Using payroll software like Pento will allow you to automatically include the cash equivalent value of taxable benefits in your employees' regular pay.
If you payroll your benefits:
- Pento will calculate the cash equivalent value of your benefits
- Our automated payroll solution will deduct the appropriate income tax and NICs on any payrolled benefits in kind directly from employees' pay in real-time.
- Employees will receive payslips that show the taxable benefits they have received and the corresponding tax deductions.
- Pento generates reports, including payroll reports and summaries of payrolled benefits.
Or if you use P11Ds:
If you report benefits via P11D with Pento, you can sit back and relax as it's all taken care of...

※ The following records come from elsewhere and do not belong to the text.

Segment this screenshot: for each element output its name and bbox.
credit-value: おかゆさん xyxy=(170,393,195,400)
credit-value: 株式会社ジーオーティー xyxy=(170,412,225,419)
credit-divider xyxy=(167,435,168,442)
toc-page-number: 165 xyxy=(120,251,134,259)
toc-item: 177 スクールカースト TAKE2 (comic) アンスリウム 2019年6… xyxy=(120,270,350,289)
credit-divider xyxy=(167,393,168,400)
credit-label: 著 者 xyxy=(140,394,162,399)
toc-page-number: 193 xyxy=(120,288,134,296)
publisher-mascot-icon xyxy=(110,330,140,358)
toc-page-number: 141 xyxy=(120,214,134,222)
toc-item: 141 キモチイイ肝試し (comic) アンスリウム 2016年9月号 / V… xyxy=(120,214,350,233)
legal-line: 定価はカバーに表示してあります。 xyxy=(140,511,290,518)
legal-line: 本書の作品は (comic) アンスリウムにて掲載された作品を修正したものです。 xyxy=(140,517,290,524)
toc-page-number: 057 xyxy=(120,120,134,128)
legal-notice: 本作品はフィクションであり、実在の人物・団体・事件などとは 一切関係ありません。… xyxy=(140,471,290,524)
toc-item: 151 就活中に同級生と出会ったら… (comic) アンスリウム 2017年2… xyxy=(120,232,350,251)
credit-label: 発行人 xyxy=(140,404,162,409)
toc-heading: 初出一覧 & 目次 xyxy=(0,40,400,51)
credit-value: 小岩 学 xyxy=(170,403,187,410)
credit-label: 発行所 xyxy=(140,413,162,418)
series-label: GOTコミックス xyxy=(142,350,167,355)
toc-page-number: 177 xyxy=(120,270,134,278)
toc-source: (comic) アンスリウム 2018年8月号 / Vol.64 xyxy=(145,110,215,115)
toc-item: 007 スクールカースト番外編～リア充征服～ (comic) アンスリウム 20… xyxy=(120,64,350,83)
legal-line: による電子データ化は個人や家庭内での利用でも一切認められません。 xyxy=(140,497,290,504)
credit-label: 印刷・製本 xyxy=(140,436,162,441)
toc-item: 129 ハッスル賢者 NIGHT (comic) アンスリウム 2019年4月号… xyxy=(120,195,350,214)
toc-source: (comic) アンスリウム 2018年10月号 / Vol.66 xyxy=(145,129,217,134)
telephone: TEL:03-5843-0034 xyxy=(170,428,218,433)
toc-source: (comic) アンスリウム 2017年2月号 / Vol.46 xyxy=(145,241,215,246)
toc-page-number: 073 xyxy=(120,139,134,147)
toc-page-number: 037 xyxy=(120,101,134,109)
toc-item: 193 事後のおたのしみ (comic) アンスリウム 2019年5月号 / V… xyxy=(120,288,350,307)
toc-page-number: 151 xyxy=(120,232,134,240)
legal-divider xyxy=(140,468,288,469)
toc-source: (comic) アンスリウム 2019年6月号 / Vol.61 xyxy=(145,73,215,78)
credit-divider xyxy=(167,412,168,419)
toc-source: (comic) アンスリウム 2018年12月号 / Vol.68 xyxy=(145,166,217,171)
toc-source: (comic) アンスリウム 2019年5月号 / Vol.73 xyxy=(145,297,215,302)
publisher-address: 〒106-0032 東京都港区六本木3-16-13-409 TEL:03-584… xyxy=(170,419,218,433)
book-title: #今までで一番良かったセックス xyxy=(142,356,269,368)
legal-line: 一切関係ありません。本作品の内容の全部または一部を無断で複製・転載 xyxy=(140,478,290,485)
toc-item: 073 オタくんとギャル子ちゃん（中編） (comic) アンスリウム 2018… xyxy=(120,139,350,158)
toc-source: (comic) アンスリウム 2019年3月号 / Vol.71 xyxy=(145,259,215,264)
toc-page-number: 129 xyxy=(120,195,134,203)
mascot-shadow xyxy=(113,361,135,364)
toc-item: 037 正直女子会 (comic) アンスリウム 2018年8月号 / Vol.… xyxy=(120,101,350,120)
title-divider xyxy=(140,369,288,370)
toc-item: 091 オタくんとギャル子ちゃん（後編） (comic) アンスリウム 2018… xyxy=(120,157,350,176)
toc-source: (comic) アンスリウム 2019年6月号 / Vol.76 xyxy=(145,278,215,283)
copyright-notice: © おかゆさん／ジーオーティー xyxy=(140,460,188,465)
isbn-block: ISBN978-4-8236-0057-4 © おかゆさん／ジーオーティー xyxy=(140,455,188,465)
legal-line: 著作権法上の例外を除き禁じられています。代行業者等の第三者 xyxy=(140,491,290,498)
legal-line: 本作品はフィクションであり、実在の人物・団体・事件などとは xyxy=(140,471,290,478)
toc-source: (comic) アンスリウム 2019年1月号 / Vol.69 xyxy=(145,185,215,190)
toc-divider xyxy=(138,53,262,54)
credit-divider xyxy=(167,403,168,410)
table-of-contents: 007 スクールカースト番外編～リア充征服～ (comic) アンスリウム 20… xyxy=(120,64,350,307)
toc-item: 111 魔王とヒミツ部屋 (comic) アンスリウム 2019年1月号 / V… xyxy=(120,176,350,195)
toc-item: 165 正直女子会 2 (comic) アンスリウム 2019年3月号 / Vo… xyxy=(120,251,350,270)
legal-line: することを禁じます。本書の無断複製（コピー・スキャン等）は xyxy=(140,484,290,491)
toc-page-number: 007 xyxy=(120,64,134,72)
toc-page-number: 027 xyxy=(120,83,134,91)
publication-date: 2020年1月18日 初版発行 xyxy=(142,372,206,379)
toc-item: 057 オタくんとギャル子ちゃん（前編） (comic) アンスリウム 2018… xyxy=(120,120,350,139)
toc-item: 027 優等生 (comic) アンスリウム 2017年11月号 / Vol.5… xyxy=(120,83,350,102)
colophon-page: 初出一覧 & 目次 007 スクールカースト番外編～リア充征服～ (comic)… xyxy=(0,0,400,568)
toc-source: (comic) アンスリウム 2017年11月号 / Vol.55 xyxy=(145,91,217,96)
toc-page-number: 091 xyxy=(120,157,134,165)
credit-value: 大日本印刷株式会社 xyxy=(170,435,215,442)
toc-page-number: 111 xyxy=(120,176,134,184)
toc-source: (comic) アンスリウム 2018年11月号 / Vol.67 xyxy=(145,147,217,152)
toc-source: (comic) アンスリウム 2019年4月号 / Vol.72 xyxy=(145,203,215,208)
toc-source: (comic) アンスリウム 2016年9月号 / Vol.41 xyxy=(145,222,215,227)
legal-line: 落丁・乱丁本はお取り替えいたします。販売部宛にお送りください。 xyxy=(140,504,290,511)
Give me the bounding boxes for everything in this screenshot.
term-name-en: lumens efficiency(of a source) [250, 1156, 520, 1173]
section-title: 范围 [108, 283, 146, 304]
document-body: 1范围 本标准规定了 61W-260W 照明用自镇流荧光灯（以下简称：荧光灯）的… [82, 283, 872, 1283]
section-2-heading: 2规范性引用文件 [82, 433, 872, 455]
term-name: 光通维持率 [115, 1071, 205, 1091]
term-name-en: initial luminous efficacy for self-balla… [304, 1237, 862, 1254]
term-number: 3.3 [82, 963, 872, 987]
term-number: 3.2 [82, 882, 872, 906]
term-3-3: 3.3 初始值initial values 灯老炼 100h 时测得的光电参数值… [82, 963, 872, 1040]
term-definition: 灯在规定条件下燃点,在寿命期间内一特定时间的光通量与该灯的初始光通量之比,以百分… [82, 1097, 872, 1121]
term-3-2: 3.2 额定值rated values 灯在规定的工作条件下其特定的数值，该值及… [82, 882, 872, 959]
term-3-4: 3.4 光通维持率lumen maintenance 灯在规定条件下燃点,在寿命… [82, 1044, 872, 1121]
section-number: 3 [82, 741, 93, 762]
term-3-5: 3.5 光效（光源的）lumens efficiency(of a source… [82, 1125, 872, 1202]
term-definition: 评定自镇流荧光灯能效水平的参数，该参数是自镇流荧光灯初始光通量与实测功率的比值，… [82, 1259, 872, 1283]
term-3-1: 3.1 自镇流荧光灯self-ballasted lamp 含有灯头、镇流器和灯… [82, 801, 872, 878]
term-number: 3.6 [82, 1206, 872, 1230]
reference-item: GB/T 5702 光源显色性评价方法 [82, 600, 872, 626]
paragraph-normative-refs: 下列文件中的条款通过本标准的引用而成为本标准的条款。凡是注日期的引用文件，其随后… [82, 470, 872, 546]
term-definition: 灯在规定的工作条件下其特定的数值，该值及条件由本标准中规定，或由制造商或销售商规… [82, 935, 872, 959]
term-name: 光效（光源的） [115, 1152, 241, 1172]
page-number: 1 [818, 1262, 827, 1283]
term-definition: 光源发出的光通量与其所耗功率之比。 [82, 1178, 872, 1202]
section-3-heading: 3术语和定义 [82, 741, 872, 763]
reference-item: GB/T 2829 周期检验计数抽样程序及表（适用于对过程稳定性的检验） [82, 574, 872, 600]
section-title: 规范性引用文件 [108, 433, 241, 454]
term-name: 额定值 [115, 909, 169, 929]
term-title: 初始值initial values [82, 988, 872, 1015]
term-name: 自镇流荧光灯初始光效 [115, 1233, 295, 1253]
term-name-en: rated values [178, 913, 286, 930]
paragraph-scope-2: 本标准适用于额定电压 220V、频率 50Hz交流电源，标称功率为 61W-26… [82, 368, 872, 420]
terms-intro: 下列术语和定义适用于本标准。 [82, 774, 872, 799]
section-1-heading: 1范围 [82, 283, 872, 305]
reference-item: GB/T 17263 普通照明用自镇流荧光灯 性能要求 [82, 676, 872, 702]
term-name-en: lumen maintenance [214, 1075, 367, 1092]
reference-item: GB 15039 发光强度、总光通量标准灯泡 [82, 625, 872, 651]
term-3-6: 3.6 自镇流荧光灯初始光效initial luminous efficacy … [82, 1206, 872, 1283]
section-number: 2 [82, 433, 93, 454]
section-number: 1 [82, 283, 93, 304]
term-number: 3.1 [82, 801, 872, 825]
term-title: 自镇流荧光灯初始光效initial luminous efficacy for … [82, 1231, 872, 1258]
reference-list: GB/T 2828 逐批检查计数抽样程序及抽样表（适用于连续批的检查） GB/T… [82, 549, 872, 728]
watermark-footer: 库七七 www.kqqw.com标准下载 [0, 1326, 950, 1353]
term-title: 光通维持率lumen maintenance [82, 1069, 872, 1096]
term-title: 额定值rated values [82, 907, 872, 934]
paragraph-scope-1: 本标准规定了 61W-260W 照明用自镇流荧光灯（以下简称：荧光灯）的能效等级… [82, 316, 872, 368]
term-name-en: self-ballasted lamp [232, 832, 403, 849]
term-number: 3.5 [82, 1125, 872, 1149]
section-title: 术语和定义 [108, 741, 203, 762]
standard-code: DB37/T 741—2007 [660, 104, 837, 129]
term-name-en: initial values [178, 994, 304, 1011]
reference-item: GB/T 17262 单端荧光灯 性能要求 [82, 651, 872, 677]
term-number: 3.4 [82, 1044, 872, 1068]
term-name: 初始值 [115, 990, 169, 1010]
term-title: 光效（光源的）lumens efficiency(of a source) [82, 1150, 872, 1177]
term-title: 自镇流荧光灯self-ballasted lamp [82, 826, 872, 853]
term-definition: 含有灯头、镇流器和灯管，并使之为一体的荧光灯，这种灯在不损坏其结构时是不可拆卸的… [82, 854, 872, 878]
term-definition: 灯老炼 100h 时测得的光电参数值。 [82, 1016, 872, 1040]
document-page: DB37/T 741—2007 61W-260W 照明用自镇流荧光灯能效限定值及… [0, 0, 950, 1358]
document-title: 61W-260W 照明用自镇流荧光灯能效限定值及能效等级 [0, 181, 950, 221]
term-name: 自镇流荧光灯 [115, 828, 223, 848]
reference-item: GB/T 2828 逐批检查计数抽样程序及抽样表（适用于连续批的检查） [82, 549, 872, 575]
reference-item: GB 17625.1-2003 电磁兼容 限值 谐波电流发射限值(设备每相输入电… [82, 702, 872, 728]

- Final P11Ds will be sent to all employees via email or added in your
HRIS (if you use HiBob or BambooHR)
- P11Ds and P11D(b)s have now been reported to HMRC
- Submit P11Ds to employees without a National Insurance number
Payrolling benefits FAQ
What does payrolling a benefit mean?
Payrolling benefits is the practice of including the cash equivalent of employees' taxable benefits in their regular payroll calculations instead of reporting them via a P11D at the end of each tax year.
Is payrolling benefits compulsory?
Payrolling benefits in kind is not compulsory. However, you do need to report on the benefits you provide to your employees. If you're not using the payrolling scheme, you'll need to submit P11Ds instead for each employee.
Do payrolled benefits go on P11D forms?
No - if you choose to payroll benefits in kind, the cash equivalent value of the taxable benefits is included in your employees' regular PAYE system. You will, however, still need to submit a P11D(b) forms to pay NICs on these benefits.